Policy cookbook
Worked examples for common mcpgw policy configurations. All examples are complete policy: blocks suitable for pasting into mcpgw.yaml.
Rules are evaluated in YAML order. The first matching rule wins; subsequent rules are not evaluated.
Example 1 — Deny dangerous tools by name
Block specific tool names entirely. The request receives HTTP 403 and JSON-RPC error -32001 policy_denied.
policy:
rules:
- id: deny-shell
action: deny
when: { tool_name: "shell_exec" }
- id: deny-system
action: deny
when: { tool_name: "system_command" }Example 2 — Redact bearer tokens in any tool’s arguments
Strip Bearer <token> patterns from all tool call payloads before forwarding to upstream. The original value is replaced inline; the upstream never sees the token.
policy:
rules:
- id: redact-bearer
action: redact
when: { tool_name: "*" }
redact:
# v1: regex applies globally over the raw request body. jsonpath
# scoping is reserved for a future release — setting it now is rejected at startup.

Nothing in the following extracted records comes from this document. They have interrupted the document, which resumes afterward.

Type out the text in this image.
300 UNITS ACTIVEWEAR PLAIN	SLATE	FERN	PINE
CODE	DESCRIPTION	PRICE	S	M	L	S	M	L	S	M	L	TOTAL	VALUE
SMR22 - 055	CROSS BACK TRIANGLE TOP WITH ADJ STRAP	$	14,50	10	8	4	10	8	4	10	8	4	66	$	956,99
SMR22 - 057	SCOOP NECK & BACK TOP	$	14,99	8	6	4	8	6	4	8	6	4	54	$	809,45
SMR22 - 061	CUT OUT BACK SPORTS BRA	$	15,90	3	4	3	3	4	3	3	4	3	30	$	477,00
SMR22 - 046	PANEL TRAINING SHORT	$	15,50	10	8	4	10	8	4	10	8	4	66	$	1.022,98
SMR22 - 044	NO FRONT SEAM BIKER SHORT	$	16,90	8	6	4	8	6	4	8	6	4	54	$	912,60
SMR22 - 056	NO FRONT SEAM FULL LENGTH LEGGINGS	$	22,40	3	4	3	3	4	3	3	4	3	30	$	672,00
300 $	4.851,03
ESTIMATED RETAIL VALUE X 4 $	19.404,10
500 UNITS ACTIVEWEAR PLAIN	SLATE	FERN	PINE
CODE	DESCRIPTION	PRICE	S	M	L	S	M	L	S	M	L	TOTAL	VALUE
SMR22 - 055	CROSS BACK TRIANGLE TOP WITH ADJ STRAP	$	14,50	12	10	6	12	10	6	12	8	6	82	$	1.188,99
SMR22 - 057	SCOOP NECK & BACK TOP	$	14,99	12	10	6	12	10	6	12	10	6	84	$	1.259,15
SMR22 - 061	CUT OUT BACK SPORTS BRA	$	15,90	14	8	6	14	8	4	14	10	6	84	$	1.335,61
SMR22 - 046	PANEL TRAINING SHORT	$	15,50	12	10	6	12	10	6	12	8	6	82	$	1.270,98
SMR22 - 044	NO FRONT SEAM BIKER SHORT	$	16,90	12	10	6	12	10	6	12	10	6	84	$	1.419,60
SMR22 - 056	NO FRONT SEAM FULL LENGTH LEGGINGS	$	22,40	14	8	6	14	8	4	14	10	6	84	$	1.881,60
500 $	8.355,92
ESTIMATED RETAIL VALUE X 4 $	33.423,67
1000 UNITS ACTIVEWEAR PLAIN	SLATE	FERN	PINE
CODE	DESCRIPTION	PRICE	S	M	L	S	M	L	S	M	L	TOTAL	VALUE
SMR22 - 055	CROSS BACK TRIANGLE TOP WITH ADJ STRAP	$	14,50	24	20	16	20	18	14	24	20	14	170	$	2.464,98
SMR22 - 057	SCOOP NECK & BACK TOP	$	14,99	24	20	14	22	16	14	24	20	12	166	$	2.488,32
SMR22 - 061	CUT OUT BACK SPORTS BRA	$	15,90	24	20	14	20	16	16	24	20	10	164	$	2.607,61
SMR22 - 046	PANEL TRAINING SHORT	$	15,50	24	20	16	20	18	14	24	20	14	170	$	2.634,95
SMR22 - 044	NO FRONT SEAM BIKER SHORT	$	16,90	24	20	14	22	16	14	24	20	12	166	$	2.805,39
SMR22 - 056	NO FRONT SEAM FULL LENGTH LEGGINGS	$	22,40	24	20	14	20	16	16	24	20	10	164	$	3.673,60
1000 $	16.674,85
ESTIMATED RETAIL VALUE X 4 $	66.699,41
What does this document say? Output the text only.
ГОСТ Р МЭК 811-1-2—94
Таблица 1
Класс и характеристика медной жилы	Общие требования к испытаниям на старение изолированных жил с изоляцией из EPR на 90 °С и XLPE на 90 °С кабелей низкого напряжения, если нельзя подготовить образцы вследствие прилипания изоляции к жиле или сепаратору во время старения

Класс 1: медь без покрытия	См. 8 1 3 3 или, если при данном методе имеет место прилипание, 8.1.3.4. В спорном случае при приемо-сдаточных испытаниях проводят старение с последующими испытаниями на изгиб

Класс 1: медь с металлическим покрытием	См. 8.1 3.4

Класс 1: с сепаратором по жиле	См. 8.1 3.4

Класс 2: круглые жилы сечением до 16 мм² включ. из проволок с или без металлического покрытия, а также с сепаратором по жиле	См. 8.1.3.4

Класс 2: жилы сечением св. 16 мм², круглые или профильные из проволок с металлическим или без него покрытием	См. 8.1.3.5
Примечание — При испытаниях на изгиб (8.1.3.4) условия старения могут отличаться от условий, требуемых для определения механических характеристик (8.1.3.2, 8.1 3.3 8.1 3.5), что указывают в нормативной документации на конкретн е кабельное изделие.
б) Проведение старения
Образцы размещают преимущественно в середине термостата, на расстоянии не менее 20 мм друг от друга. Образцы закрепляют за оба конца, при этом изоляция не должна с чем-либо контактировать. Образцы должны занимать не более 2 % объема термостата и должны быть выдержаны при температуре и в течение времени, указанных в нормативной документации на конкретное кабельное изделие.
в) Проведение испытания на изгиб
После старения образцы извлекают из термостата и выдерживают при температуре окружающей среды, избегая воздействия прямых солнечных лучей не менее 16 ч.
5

- regex: 'Bearer [A-Za-z0-9._-]+'
replacement: "[REDACTED]"Example 3 — Redact email addresses
Replace email addresses across all tool arguments. Useful when tools accept user-supplied input that may contain PII.
policy:
rules:
- id: redact-emails
action: redact
when: { tool_name: "*" }
redact:
# v1: global regex over the raw body; jsonpath reserved for a future release.
- regex: '[a-zA-Z0-9._%+-]+@[a-zA-Z0-9.-]+\.[a-zA-Z]{2,}'
replacement: "[EMAIL]"Example 4 — Rate-limit a write tool
Allow at most 10 calls per second to fs_write, with a burst allowance of 20. Requests that exceed the limit receive HTTP 429 and JSON-RPC error -32003 rate_limited. Rate-limit buckets are per-(rule, session): two sessions hitting the same rule have independent buckets.
policy:
rules:
- id: rl-fs-write
action: rate_limit
when: { tool_name: "fs_write" }
tokens_per_second: 10
burst: 20Example 5 — Allow only a specific tool prefix
Use default_action: deny with explicit allow rules to run in allowlist mode. Any tool call that does not match one of the allow rules is denied with rule_id: "default_deny".
policy:
default_action: deny
rules:
- id: allow-fs-tools
action: allow
when: { tool_glob: "fs_*" }For a fixed list of read-only tools, use tool_name_in:
policy:
default_action: deny
rules:
- id: allow-git-readonly
action: allow
when: { tool_name_in: [git_log, git_diff, git_show] }Caveats
Redact is regex-over-body. The regex matches content anywhere in the raw JSON-RPC request body and is replaced regardless of which JSON path the matching text lives at. The jsonpath field is rejected at startup to prevent operators from believing their redaction is path-scoped when it is not. A future release will introduce true JSONPath scoping and re-accept the field; until then, prefer regexes anchored to identifiable prefixes (Bearer , sk-, AKIA).
Deny returns -32001. Rules with action: deny produce HTTP 403 and JSON-RPC error code -32001 with message policy_denied. The audit.jsonl entry will contain "decision":"deny" and the rule_id that fired.
Rate-limit returns -32003. Rules with action: rate_limit that block a request produce HTTP 429 and JSON-RPC error code -32003 with message rate_limited.
Rate-limit buckets are per-(rule, session). Two sessions calling the same rate-limited tool have independent token buckets. A burst from one session does not consume the other’s allowance.
Rule ordering matters. The first matching rule wins. Place deny rules before redact rules if you want to hard-block certain tools rather than pass them through with redacted content.